Roll stability in a flying wing is no different than conventional aircraft. Conventional aircraft have no surfaces beside the wing that influance roll stability. There is no reason a flying wing can’t incorporate dihedral, though most don’t require it. Roll instability is normally slow, tame, and not difficult for a pilot to manage.

Pitch stability in a flying wing is another kettle of fish. For stability, the CG needs to be ahead of the wings center of lift, which produces a nose down pitching moment. This must be countered, and conventional airplanes do this with upward force generated by the horizontal stabilizer. By placing the H. stab well aft, not much downward force is needed (long lever) so efficiency is pretty good.
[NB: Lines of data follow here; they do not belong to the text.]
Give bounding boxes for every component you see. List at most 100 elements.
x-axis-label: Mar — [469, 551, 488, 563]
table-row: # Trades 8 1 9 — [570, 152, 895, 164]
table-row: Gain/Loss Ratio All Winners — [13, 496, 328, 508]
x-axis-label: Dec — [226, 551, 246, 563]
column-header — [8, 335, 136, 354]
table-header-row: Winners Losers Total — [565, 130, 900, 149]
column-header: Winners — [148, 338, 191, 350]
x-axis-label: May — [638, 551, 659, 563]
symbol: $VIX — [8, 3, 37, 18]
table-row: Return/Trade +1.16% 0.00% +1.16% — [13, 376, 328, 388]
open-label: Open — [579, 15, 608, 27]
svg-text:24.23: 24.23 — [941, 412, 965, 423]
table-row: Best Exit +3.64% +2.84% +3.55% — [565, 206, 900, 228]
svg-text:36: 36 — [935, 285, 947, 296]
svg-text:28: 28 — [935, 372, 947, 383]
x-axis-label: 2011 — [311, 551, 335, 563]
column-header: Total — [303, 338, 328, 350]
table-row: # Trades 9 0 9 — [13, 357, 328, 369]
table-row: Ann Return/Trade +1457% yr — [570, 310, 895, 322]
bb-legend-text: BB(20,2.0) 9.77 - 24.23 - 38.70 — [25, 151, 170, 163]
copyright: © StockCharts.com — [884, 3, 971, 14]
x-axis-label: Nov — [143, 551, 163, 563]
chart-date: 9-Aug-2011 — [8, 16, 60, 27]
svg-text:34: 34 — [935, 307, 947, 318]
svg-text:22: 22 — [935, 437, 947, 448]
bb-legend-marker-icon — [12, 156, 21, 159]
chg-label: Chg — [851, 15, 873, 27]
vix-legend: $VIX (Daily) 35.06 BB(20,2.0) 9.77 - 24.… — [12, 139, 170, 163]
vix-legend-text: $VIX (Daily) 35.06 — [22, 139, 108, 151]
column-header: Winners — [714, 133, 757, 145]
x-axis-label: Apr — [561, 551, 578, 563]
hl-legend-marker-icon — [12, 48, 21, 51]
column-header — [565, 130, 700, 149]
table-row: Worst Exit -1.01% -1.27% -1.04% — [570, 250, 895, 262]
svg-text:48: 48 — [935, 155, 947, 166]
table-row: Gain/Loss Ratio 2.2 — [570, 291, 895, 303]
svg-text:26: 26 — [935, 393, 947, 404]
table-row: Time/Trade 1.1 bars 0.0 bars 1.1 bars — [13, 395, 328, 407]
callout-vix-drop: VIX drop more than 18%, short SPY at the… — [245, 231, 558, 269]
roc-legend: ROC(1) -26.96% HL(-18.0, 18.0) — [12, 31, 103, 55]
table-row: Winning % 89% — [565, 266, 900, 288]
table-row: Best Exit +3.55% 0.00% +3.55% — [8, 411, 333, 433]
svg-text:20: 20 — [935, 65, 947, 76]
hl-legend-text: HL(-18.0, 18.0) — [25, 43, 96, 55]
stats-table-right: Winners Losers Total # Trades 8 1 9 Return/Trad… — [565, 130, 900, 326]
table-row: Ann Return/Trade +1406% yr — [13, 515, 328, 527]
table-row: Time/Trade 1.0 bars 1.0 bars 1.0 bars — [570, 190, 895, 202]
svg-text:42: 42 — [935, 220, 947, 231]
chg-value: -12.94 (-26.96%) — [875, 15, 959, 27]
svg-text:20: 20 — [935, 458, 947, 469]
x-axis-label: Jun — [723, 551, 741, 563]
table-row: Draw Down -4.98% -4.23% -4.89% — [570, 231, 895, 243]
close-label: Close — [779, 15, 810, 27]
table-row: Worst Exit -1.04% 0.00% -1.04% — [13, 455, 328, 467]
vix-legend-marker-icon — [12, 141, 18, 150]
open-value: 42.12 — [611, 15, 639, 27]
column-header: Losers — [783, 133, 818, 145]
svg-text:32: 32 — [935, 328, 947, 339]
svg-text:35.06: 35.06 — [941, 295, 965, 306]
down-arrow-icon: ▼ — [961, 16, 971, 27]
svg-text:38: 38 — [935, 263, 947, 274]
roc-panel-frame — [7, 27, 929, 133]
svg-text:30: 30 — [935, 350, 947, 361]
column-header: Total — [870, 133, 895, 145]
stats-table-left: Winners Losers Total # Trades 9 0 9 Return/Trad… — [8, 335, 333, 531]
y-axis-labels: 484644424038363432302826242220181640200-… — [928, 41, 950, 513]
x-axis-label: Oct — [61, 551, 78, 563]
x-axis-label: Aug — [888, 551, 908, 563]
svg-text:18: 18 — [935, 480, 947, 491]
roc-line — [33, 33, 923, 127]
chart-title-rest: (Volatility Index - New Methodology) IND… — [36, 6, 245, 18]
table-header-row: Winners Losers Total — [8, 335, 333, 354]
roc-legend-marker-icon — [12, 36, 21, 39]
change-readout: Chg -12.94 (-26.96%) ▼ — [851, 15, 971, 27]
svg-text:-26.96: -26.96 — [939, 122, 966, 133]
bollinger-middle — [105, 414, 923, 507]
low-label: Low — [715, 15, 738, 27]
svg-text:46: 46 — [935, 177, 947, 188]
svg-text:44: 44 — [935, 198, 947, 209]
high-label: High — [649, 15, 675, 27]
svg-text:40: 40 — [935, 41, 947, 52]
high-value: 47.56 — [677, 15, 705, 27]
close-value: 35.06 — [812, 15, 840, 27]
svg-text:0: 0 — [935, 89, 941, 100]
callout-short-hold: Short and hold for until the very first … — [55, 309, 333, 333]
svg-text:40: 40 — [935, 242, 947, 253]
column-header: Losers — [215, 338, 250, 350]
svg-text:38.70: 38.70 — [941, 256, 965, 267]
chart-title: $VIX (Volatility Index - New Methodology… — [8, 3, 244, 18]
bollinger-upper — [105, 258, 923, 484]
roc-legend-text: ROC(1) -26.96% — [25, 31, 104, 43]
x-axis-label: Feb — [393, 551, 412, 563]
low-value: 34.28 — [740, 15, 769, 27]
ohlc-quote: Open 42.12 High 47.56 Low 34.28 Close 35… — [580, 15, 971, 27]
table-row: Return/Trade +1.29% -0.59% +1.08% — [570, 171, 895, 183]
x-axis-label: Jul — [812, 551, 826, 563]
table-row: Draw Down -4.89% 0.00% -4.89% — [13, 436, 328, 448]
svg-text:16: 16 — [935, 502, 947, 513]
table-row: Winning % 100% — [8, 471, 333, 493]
Lacking the H. stab, pitch stability in a flying wing is accomplished by reflexing the trailing edge and/or washout in swept wing tips. A forward swept wing can use a bit of washin, working as a canard. I’m pretty sure the Genesis sailplane does this. The Genesis does have a small H. stab. This was a late addition to the design. It is much smaller and closer to the CG. than conventional gliders and is not the only source of pitch stability.

Because the trailing edge, or wingtips are not very far aft of the CG, large forces are required, and this reduces the efficiency of the wing. To improve this, the CG is moved aft, which reduces stability. It is a fussy bit of compromising, but as I stated, the Horton Brothers had gotten pretty good at this back in the early 1930s. Good enough to build contest winning gliders and Nazi medal winning jets which of course didn’t need yet-to-be-invented computers for stability augmentation. The brothers routinely flew the gliders yet managed to life until mundane deaths in the 1990s.

It is simply not true that aerodynamically stable flying wings flyable by ordinary pilots can’t be built. It has been done more or less routinely for many decades.

By reducing aerodynamic stability, and restoring it with electronic augmentation, it is possible to improve the efficiency and maneuverability, or reduce the radar signature of nearly any aircraft configuration. This is not unique to flying wings. The fact that well know contemporary flying wing designs use computerized stability augmentation does not mean they can’t be made controllable without such.

Another factor in a passenger plane is emergency exits. You’d have a lot of people a good long distance from anywhere a door can go, and meeting the certification requirements for total evacuation time could well be impossible.

Besides the difficulty of getting a wing up to a passenger gate, there’s the difficulty of getting loading/unloading equipment up to a freighter. For largely the same door-positioning reasons, it would be difficult to access containers in the plane’s interior. The extra time, even if it were feasible to do it at all, would be a serious impact on a freight firm’s operations.

And a wing is not a flexible design. With a conventional layout, it’s fairly easy to size the plane to optimize it for for a given market type and route length by lengthening or shortening the cube. There’s no way to do that with a wing - there’s only one sweet spot possible, and if you don’t meet it, you need a completely new design. Big bucks, of course. The most cost-effective way to make and fly a freighter is to base it on a passenger plane - not even conventional-layout planes designed from scratch as freighters have ever found a way to compete.

They do look cool, but unfortunately that isn’t enough.

(Assuming you meant downward force from the stabilizer.)

I’ve heard before that all aircraft (leaving aside the unusual canards) produce downforce with the horizontal stabilizer, but never any explanation for it. Is it really just that a stable wing must have the CG ahead of the center-of-lift, or is there any deeper explanation possible?

(For one thing, I always thought a taildragger needed some lift to get the tail off the ground before takeoff. I know the main landing gear must be ahead of the CG. Is it still the wings lifting the tail, while the tail itself is producing downforce?)